Question

For the situation shown in the figure, flux through the square loop is

A) $(\dfrac{{{\mu _0}ia}}{{2\pi }})\ln (\dfrac{a}{{2a - b}})$
B) $(\dfrac{{{\mu _0}ib}}{{2\pi }})\ln (\dfrac{a}{{2b - b}})$
C) $(\dfrac{{{\mu _0}ib}}{{2\pi }})\ln (\dfrac{a}{{b - a}})$
D) $(\dfrac{{{\mu _0}ia}}{{2\pi }})\ln (\dfrac{{2a}}{{b - a}})$

Answer 1

Due to symmetry and opposite direction of magnetic field just below and above the wire, net flux in the region $(b - a)$ length above and below the wire will be zero. You only need to calculate the flux below this length.

Formula Used:
The magnetic flux of small area at any distance $x$ from the wire below it is given by $d\phi = B(ldx) = \dfrac{{{\mu _0}I}}{{2\pi x}}ldx$
Where, $B$ is the magnitude of magnetic field and $l$ is the length of the square loop.

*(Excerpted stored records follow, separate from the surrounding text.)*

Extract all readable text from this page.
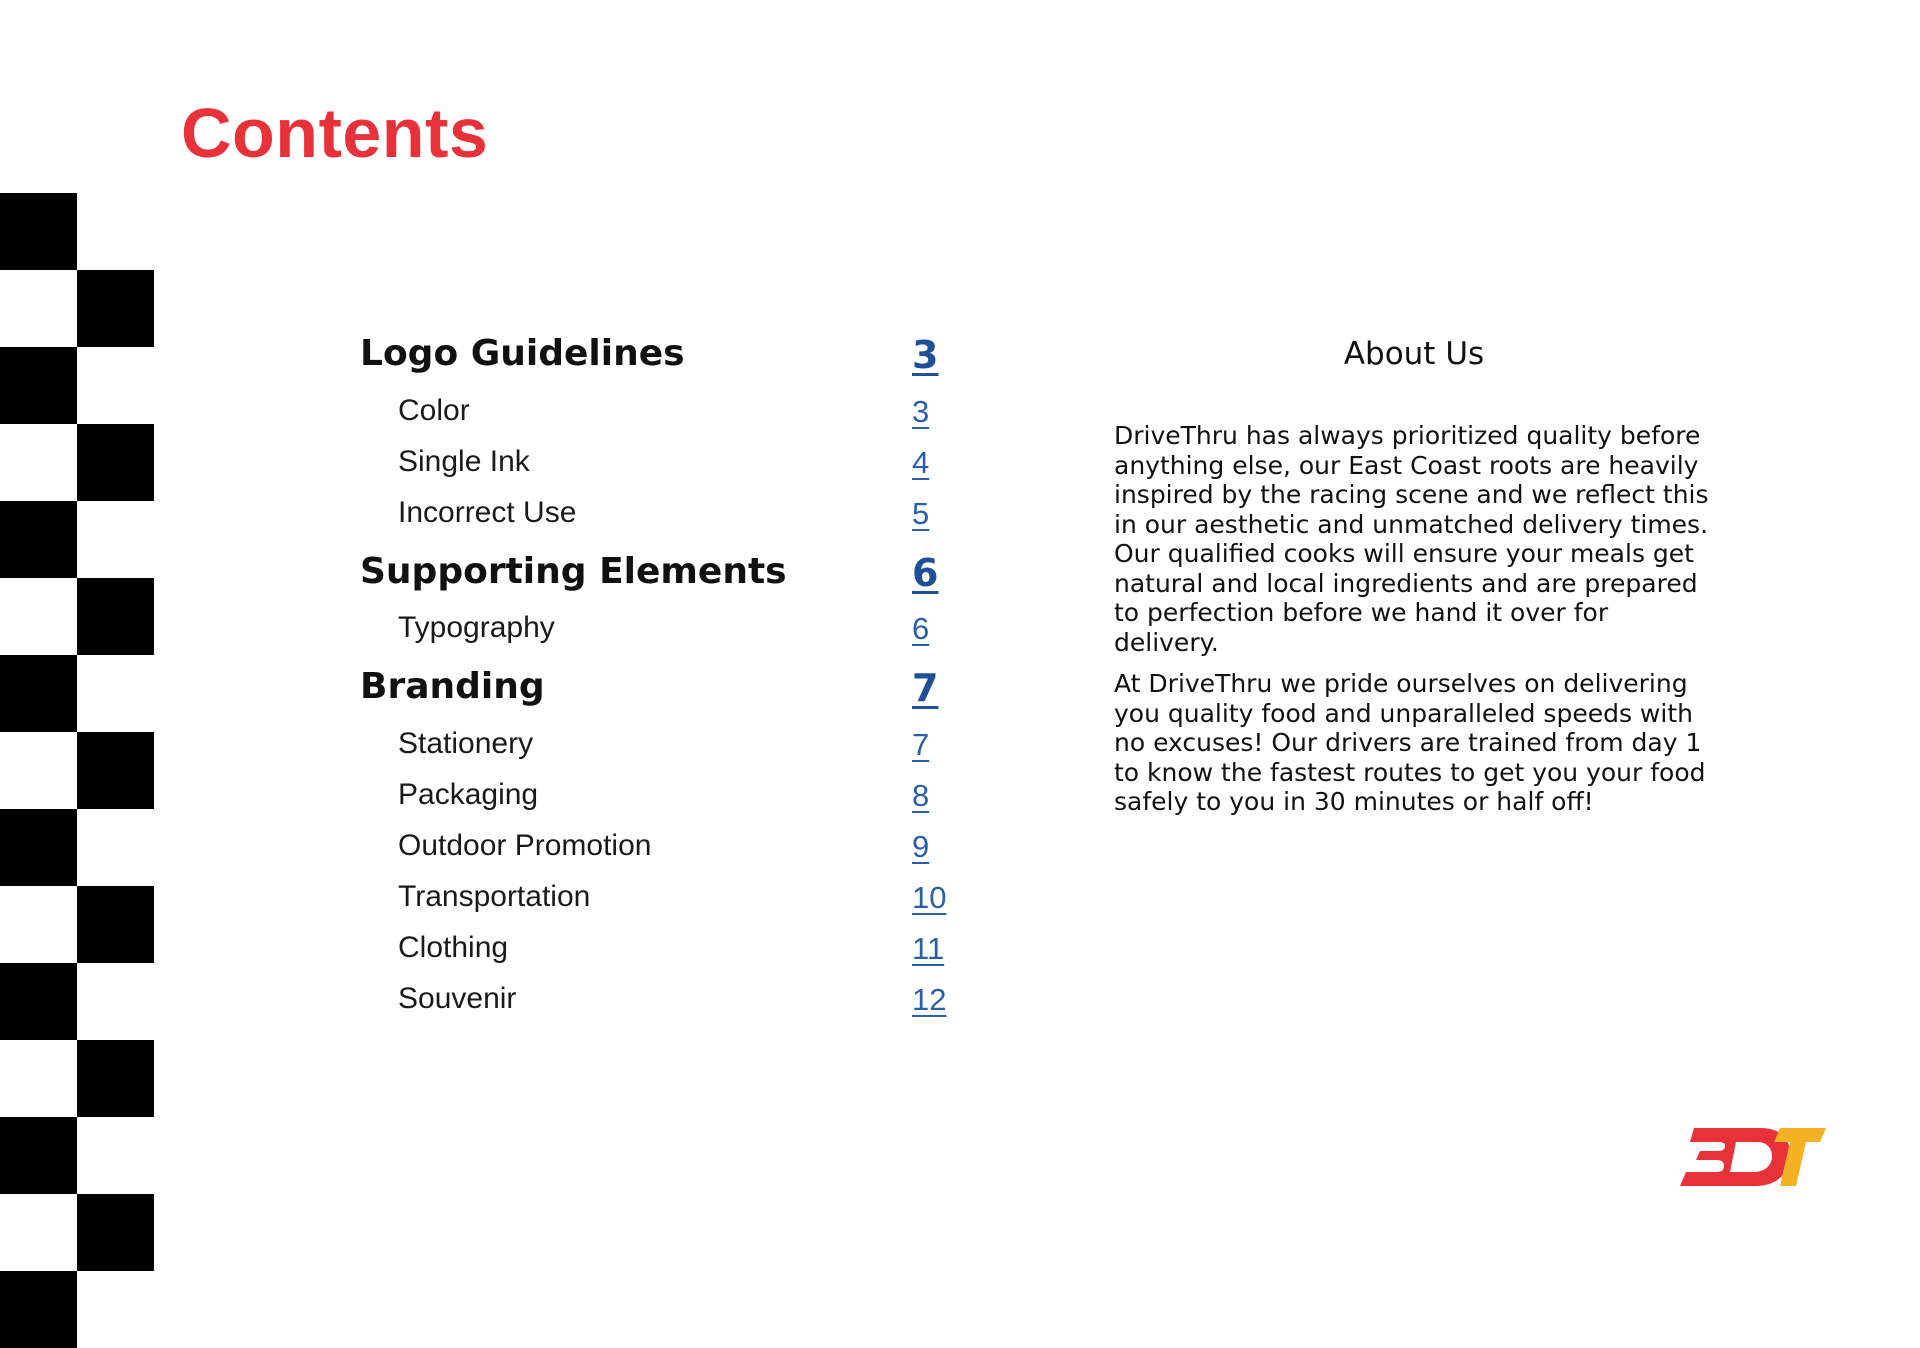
Contents
Logo Guidelines	3
Color	3
Single Ink	4
Incorrect Use	5
Supporting Elements	6
Typography	6
Branding	7
Stationery	7
Packaging	8
Outdoor Promotion	9
Transportation	10
Clothing	11
Souvenir	12
About Us

DriveThru has always prioritized quality before anything else, our East Coast roots are heavily inspired by the racing scene and we reflect this in our aesthetic and unmatched delivery times. Our qualified cooks will ensure your meals get natural and local ingredients and are prepared to perfection before we hand it over for delivery.

At DriveThru we pride ourselves on delivering you quality food and unparalleled speeds with no excuses! Our drivers are trained from day 1 to know the fastest routes to get you your food safely to you in 30 minutes or half off!
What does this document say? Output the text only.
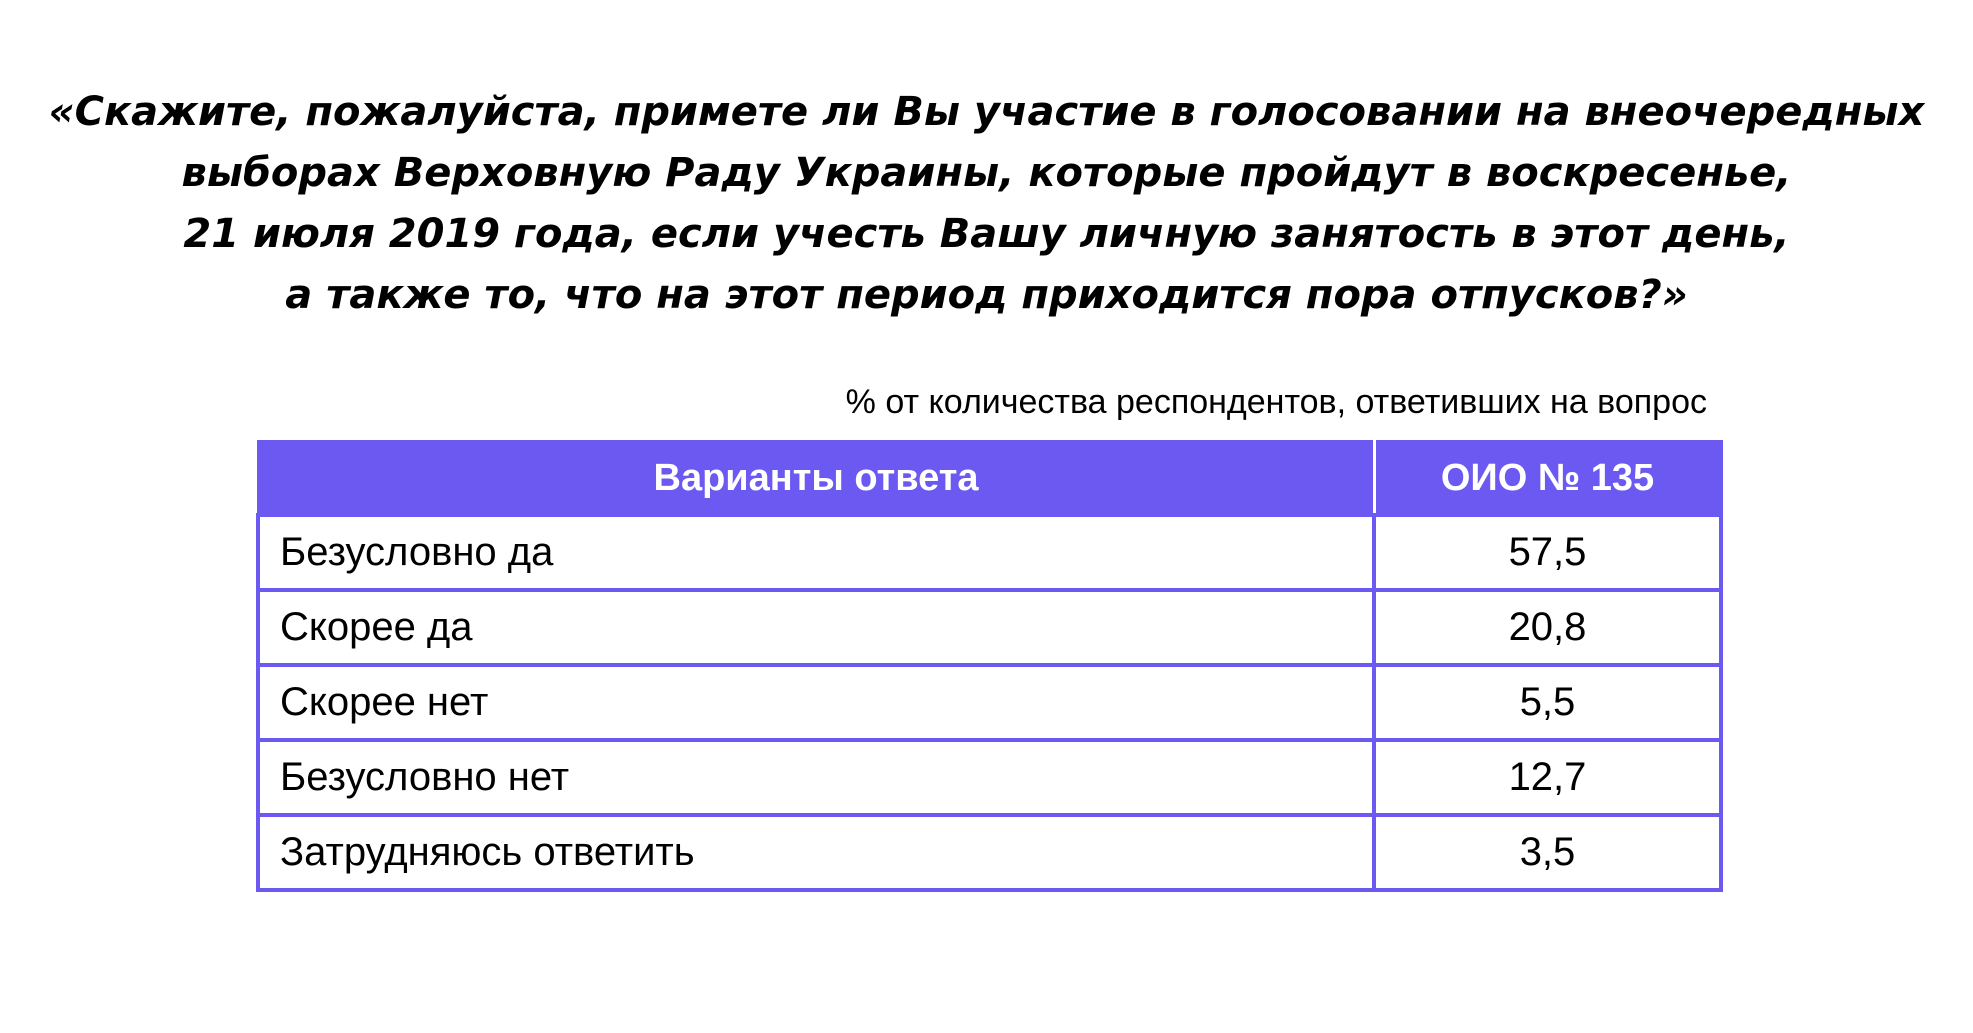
«Скажите, пожалуйста, примете ли Вы участие в голосовании на внеочередных
выборах Верховную Раду Украины, которые пройдут в воскресенье,
21 июля 2019 года, если учесть Вашу личную занятость в этот день,
а также то, что на этот период приходится пора отпусков?»
% от количества респондентов, ответивших на вопрос
Варианты ответа	ОИО № 135
Безусловно да	57,5
Скорее да	20,8
Скорее нет	5,5
Безусловно нет	12,7
Затрудняюсь ответить	3,5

Complete step by step solution:
First find the direction of the magnetic field around the wire using the right hand rule. Point your right-hand thumb in the direction of propagation of current in the wire. Then your curled fingers will indicate the direction of the magnetic field due to the wire.
For this case, the magnetic field above the wire is directed out of the plane of paper/screen and below the wire, it is directed inside the plane of the paper/screen.
Now we know that the magnetic flux of small area at any distance $x$ from the wire below it is given by $d\phi = B(ldx) = \dfrac{{{\mu _0}I}}{{2\pi x}}ldx$
Where, $B$ is the magnitude of magnetic field and $l$ is the length of the square loop.
Therefore, magnetic flux above the wire, in the region of the square loop will be,
$d\phi = \dfrac{{{\mu _0}I}}{{2\pi (b - a)}}bdx$ (since above the wire only $(b - a)$ length of the square loop is being considered)
And below the wire, till a distance of $(b - a)$ the magnetic flux will be
$d\phi = - \dfrac{{{\mu _0}I}}{{2\pi (b - a)}}bdx$ (since direction of magnetic field is inverted, magnetic field will be negative)
Hence, in a distance of $(b - a)$ above and below the wire, the net magnetic flux will be zero as the magnetic flux above and below the wire will get cancelled out.
So, to get the total flux in the square loop, we only need to calculate the magnetic flux from a distance of $(b - a)$ below the wire to the end of the square loop.
Therefore, ${\phi _{net}} = \int\limits_{b - a}^a {\dfrac{{{\mu _0}Ib}}{{2\pi }}} \times \dfrac{{dx}}{x}$ (integrating from $(b - a)$ to $a$ as the rest flux will get cancelled out)
Which gives, ${\phi _{net}} = \dfrac{{{\mu _0}Ib}}{{2\pi }}({\log _e}x)_{b - a}^a$ (integrating $\dfrac{1}{x}$ )
On solving, ${\phi _{net}} = \dfrac{{{\mu _0}Ib}}{{2\pi }}{\log _e}(\dfrac{a}{{b - a}})$ or ${\phi _{net}} = \dfrac{{{\mu _0}Ib}}{{2\pi }}\ln (\dfrac{a}{{b - a}})$

Therefore the correct answer is option B

Note: If you do not get the fact that magnetic flux above and below the wire will get cancelled out over a distance of $(b - a)$, you can still get the right answer as it will later on get subtracted. However, the calculation will be hefty and tiring. So, to save time this technique is preferred.